EBS next asserts that the district court, in its Opinion, failed to view the evidence in the light most favorable to EBS, and contends that the court erred when it failed to give proper weight to the evidence presented. This contention is again contradicted by the Opinion, where the court observes that, “[e]ven viewing the record in favor of plaintiffs as the non-movants, no reasonable juror could reasonably conclude by a preponderance of the evidence that defendants violated s 2511.” Opinion at 605-06. The Opinion points out, as to EBS’s CFAA claim, that “plaintiffs have not even attempted to respond to the unobjected-to and unrebutted opinion stated by defendants’ forensic computer experts.” Id.

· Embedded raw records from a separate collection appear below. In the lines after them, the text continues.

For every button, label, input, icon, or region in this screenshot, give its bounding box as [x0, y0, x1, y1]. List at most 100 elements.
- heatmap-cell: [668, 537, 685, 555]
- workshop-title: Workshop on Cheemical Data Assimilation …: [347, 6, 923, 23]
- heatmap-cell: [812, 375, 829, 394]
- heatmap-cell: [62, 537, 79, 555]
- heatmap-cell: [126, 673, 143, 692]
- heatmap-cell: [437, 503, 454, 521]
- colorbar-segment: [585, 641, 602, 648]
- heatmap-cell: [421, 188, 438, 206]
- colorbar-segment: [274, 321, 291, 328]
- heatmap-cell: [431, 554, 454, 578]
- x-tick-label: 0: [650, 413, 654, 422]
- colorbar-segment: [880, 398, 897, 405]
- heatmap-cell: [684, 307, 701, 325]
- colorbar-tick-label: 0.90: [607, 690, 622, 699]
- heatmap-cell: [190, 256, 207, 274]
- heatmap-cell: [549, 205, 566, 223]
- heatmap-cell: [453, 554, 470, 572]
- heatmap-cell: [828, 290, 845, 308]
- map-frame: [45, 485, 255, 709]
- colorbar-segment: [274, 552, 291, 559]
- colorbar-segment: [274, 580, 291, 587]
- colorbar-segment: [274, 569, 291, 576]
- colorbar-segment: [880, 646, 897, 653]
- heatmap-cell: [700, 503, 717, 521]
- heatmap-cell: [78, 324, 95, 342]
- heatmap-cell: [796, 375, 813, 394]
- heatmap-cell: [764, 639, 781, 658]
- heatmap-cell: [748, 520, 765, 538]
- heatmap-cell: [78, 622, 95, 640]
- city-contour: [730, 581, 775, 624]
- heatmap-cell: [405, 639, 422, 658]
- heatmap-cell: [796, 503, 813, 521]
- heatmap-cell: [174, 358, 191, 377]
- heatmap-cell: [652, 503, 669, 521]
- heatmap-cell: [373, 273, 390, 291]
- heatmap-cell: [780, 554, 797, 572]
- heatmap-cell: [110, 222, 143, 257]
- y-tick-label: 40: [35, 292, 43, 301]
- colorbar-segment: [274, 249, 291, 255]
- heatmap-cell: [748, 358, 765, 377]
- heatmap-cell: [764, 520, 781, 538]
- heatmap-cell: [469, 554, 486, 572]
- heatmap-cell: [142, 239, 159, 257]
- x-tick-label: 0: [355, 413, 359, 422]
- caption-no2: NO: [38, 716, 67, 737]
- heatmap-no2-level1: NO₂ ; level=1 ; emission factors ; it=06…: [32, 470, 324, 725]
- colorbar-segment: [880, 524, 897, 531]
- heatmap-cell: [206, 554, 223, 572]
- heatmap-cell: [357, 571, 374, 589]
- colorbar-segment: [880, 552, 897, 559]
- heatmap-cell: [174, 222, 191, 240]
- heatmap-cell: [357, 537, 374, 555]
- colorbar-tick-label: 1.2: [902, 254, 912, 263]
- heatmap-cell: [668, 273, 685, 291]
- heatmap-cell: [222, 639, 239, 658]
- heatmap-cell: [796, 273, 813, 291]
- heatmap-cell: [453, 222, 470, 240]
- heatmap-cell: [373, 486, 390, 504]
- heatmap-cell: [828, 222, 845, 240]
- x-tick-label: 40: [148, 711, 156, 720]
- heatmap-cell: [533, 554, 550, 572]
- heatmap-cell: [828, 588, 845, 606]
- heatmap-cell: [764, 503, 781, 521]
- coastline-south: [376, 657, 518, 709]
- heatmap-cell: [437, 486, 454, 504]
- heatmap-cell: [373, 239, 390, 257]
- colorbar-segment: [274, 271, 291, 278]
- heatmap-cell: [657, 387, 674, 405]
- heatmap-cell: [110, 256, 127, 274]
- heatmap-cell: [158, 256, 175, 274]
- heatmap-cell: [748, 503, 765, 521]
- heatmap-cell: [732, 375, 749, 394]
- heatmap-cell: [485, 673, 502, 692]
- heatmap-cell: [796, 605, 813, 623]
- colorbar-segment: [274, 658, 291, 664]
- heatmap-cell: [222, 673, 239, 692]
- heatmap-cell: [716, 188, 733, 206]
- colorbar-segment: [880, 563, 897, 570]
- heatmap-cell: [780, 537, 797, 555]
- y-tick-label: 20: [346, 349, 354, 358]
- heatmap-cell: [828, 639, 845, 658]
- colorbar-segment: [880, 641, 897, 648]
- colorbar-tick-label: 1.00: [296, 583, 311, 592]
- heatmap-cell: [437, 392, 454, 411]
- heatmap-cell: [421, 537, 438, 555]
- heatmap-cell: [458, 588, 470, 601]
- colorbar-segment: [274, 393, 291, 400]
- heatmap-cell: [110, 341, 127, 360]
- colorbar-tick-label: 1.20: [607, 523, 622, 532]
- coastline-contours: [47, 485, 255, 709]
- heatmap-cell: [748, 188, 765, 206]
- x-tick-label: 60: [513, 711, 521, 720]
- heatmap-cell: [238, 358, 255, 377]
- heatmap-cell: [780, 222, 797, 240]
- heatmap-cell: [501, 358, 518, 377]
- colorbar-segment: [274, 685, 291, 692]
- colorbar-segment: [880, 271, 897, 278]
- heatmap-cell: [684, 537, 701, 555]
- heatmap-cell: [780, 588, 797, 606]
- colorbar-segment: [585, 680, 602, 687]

After our independent consideration of the record and the Opinion, we are satisfied that the court viewed the evidence in the light most favorable to EBS and correctly concluded that no reasonable juror could find in EBS’s favor on the basis thereof. Although reasonable inferences must be drawn in favor of EBS as the nonmoving party, such inferences are required by law to “fall within the range of reasonable probability and not be so tenuous as to amount to speculation or conjecture.” Thompson Everett, Inc. v. Nat’l Cable Adver., L.P., 57 F.3d 1317, 1323 (4th Cir.1995). The district court correctly applied the controlling legal principles in this regard, and this contention of EBS is thus also without merit.
**4 Finally, EBS contends that the district court made credibility determinations in its Opinion that are inappropriate for a summary judgment proceeding. Specifically, EBS asserts that the court erred when it observed, by footnote, that emails sent by EBS contained “harsh language” and “sarcasm,” when it stated that EBS did not “accurately set forth the date on which plaintiffs’ interns first exercised dominion and control over plaintiffs’ computers,” and when it observed that an intern resisted BI4CE’s attempts to depose him “apparently with plaintiffs’ acquiescence.” Opinion at 603-04 n. 6, 604-05 n. 9. EBS is correct, of course, that credibility determinations by a trial court are not permissible in a summary judgment proceeding. See Anderson v. Liberty Lobby, Inc., 477 U.S. 242, 255, 106 S.Ct. 2505, 91 L.Ed.2d 202 (1986) (noting that “[c]redibility determinations, the weighing of evidence, and the drawing of legitimate inferences from the facts are jury functions, not those of a judge, whether he is ruling on a motion for summary judgment or for a directed verdict”). Contrary to this contention, however, the Opinion does not reflect that the district court made any such credibility determinations. Moreover, the court did not rest its award of summary judgment to BI4CE on the specified footnotes, but instead*256 on the failure of EBS to demonstrate a dispute of material fact on the ECPA and CFAA claims. As a result, this final contention is also rejected.
Pursuant to the foregoing, we are unable to identify any reversible error made by the district court in its disposition of this case, and we thus affirm its award of summary judgment to BI4CE.